Persistence of movement direction. (a–c) Probability density functions (PDFs) of the persistence of movement direction O for an experiment in which ρ = 0.24 ped m⁻², the prescribed safety distance (PSD) was 2 m, and the walking speed was fast (see Number 4 in Table 1). Different colours are used to represent distributions with different values of τ as indicated in the legend. (b, c) ‹O› as a function of τ for (b) PSD = 2 m and (c) PSD = 1.5 m for different densities values as indicated in the legend. (d) ‹O› as a function of the selected τ value re-scaled by the average speed modulus measured for each experimental condition. Solid lines correspond to slow walking speed (WS) and dotted lines to fast walking speed.

Figure 5

(Methods) | Experimental scenario. (a) Side view of the arena delimited by several tables.
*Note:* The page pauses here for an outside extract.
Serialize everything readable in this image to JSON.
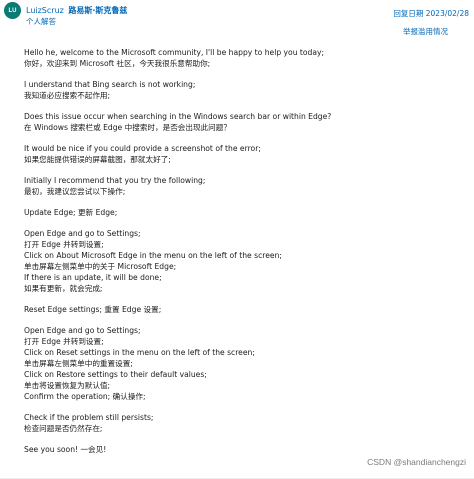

In the far right corner of the arena the reference checkboard (1.8 m height) can be seen. At the top of the picture, the camera is hanging at around 12 m. (b) Top view of the experimental scenario delimited by tables. On the floor, the different crosses marking the initial positions for the experiments with a prescribed distance of 2 m (black spots) and 1.5 m (green spots) can be observed. (c) Picture in which pedestrians wearing dark clothes, masks, and a red hat, are participating in one of the drills. (d) Set of pedestrians’ trajectories for the same experiment as in Fig. 1 (24 people walking at a slow pace for a prescribed safety distance of 1.5 m). Horizontal and vertical axes label the distance from the bottom-left corner of the scene, in meters.